Genting attributed the lower revenue mainly to the leisure and hospitality division.
The group's adjusted earnings before interest, tax, depreciation and amortisation (Ebitda) for Q1 2025 of RM1.99 billion was lower than the RM2.57 billion posted in Q1 2024.
The strengthening of the ringgit against Singapore dollar, pound sterling and US dollar partly contributed to the lower group revenue and Ebitda.
Genting said Resorts World Sentosa (RWS) recorded lower revenue and profit.
"The results for Q1 2025 was affected by a lower VIP rolling win rate and the temporary closure of Hard Rock Hotel for renovation and rebranding works, which led to a reduction in available room inventory.
"RWS' performance was also weaker in comparison with Q1 2024 where Singapore saw stronger visitorship and tourism spending during the Chinese New Year festive season along with the relaxation of visa regulations between China and Singapore in February 2024."
Resorts World Genting (RWG) recorded lower revenue over 1Q24, due to the timing of the festive season and lower business volumes in the premium players segment in Q1 2025.
Revenue from the group's leisure and hospitality businesses in the United Kingdom and Egypt was lower due to strengthening of the ringgit against pound sterling.
However, a lower Ebitda was recorded primarily due to higher operating and payroll related expenses in Q1 2025.
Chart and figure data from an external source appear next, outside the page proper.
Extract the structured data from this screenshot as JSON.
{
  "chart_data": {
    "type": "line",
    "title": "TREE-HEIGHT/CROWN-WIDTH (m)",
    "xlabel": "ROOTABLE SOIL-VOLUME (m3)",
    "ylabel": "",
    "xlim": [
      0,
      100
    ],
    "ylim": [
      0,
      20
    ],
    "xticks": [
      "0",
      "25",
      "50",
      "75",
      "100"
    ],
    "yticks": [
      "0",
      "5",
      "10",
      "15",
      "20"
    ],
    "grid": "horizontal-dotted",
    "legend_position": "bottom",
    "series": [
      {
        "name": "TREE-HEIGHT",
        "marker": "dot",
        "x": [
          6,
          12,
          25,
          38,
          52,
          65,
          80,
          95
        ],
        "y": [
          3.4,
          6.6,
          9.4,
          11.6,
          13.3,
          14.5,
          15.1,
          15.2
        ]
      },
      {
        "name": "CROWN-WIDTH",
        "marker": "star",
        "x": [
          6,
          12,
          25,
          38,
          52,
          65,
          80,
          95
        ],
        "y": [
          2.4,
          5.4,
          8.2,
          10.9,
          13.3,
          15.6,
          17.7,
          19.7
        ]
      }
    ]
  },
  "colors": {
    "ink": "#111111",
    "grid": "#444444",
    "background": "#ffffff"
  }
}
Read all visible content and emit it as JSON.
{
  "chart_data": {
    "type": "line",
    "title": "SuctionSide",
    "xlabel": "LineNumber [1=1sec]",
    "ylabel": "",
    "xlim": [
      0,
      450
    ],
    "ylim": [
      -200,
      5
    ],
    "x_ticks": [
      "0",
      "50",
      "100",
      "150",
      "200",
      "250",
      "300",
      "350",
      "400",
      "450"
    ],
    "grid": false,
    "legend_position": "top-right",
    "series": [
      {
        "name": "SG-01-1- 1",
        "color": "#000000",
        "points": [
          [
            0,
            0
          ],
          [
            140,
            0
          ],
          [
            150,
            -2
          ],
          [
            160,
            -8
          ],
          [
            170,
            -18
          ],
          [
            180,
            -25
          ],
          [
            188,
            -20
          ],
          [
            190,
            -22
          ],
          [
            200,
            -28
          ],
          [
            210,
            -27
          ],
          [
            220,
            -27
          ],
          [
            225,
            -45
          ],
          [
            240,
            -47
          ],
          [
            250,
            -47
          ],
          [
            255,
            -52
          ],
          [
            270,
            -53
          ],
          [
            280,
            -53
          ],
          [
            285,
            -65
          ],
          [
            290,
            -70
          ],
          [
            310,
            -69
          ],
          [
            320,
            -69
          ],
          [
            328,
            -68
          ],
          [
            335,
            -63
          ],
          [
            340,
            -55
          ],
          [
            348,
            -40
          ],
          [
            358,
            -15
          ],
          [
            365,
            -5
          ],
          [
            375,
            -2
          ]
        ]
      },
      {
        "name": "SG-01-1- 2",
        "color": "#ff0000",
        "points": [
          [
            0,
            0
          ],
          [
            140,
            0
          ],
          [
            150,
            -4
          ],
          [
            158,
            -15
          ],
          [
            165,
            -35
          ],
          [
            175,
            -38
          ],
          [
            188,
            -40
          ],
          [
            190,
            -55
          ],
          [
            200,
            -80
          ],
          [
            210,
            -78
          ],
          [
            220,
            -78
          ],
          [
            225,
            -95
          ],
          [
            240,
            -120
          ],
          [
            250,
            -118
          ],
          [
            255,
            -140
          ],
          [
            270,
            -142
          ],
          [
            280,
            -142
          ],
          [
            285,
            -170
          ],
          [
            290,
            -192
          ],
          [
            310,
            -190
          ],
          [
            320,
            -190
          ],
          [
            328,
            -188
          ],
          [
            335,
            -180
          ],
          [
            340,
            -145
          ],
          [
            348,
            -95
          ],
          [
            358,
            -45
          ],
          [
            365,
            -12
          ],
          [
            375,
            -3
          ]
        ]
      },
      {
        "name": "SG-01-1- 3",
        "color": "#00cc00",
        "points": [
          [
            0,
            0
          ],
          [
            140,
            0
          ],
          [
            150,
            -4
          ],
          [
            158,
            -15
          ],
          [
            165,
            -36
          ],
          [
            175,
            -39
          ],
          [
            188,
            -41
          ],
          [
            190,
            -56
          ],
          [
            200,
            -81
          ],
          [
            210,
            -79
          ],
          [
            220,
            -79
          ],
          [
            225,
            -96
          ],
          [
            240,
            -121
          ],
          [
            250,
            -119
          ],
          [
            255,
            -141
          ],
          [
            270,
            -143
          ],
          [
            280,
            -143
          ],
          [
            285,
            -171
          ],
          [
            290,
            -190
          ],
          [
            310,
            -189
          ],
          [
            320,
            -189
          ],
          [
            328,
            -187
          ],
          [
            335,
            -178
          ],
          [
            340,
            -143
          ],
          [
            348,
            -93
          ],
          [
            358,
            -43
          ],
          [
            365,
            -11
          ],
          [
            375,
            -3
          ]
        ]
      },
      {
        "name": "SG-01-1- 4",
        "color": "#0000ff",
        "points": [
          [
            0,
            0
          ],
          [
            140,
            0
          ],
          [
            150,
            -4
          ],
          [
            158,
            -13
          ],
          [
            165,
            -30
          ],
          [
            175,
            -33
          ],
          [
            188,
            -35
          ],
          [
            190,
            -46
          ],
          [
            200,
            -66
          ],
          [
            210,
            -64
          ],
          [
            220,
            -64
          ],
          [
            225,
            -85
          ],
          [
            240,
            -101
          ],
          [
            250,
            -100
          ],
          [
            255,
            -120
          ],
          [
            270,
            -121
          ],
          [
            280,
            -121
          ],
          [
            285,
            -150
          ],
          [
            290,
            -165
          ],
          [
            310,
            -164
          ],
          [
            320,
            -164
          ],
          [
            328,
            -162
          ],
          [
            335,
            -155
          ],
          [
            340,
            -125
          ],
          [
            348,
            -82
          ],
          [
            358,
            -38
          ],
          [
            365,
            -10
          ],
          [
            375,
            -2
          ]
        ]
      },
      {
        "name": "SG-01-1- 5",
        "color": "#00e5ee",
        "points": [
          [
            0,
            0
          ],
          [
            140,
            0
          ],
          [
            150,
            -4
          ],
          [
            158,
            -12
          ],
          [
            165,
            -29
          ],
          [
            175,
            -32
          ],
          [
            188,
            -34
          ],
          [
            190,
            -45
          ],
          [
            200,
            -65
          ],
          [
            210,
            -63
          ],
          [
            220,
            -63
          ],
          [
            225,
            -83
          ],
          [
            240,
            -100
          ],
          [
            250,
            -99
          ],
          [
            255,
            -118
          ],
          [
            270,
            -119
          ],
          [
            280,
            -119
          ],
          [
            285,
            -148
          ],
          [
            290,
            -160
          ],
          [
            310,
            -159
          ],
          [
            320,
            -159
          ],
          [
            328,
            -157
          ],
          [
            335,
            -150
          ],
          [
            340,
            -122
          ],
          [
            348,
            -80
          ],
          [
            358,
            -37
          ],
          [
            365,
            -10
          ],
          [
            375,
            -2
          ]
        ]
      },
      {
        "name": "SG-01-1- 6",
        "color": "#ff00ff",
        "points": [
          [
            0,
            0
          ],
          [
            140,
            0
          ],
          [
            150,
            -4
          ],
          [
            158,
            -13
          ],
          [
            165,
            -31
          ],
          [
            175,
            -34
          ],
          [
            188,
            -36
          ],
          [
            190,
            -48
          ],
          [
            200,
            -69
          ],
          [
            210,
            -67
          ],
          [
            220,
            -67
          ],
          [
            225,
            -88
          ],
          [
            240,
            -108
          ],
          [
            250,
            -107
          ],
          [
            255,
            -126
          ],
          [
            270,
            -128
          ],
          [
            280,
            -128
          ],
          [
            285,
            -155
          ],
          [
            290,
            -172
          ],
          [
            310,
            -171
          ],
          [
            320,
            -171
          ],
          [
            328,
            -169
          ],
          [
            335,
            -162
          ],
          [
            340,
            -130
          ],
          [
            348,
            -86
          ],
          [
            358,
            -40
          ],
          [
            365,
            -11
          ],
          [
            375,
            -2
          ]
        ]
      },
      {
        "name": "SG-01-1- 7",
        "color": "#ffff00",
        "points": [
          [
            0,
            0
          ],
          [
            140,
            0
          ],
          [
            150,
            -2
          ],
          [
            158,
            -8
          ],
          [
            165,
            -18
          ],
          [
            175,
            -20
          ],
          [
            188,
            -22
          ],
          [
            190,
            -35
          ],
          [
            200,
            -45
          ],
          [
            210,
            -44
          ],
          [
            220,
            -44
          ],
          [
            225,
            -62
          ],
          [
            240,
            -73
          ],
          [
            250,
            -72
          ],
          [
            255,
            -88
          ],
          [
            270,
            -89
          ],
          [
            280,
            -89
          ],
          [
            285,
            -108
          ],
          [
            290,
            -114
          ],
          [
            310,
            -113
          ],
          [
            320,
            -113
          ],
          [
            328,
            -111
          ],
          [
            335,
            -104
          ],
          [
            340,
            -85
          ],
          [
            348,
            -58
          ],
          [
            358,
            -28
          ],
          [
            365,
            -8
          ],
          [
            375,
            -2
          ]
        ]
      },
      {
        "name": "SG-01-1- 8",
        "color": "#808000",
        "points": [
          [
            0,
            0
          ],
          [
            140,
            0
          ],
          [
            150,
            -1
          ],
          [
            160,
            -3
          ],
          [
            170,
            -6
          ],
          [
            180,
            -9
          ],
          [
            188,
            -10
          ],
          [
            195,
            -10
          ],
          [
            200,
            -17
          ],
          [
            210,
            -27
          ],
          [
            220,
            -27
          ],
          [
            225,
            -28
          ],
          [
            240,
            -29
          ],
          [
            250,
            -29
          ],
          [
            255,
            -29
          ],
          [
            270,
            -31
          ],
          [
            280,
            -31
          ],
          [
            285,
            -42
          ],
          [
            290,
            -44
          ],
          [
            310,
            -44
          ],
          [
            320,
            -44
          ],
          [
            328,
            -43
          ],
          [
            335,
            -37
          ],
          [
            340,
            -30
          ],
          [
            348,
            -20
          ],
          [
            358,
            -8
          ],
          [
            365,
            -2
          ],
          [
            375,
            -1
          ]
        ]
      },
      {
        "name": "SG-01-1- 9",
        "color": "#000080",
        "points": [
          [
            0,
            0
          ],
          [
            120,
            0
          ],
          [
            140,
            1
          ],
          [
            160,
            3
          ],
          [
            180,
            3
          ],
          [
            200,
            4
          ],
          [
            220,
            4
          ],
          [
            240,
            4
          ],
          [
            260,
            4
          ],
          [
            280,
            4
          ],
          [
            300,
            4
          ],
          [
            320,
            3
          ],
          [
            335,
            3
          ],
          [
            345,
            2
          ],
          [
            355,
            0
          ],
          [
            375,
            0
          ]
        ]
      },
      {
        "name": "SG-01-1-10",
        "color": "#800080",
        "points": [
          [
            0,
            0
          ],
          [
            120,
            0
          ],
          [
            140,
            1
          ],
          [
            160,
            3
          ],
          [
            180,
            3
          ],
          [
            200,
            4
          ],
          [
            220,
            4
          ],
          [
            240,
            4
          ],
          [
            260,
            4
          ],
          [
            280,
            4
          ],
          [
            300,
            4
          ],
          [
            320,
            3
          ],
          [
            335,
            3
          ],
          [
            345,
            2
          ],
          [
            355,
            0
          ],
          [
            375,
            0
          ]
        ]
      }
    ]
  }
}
The leisure and hospitality businesses in the United States of America and Bahamas included the inancial results of Resorts World New York City (RWNYC), Resorts World Bimini (RW Bimini) and Resorts World Las Vegas (RWLV).
Revenue recorded by RWNYC was lower due to stronger ringgit against the US dollar.
RWLV's revenue and Ebitda were impacted by lower hold percentage and lower visitation compared with the record visitation benefited from NFL Super Bowl event in Q1 2024.
Hotel occupancy and average daily rate in Q12025 were 82.3 per cent and US$274 respectively compared with 89.1 per cent and US$298 in Q1 2024.
Genting said its performance for the remaining period of the 2025 financial year may be impacted by the global economic conditions and market volatility.
"In Malaysia, economic growth is expected to expand at a slower pace as heightened geopolitical tensions continue to weigh on both domestic and global sentiments.
"Despite ongoing global uncertainties, demand for international tourism is expected to remain resilient, although recovery is anticipated to be uneven across regions. Consequently, the regional gaming market may face increasing challenges," it added.
In Malaysia, the group remains focused on enhancing RWG's appeal as a regional tourism hub by introducing new facilities and attractions, including new ecotourism experiences at Genting Highlands.
"Celebrations to commemorate the Genting Group's 60th anniversary are underway, featuring a variety of special events, promotions and activities designed to engage visitors and enrich their experience at RWG," it added.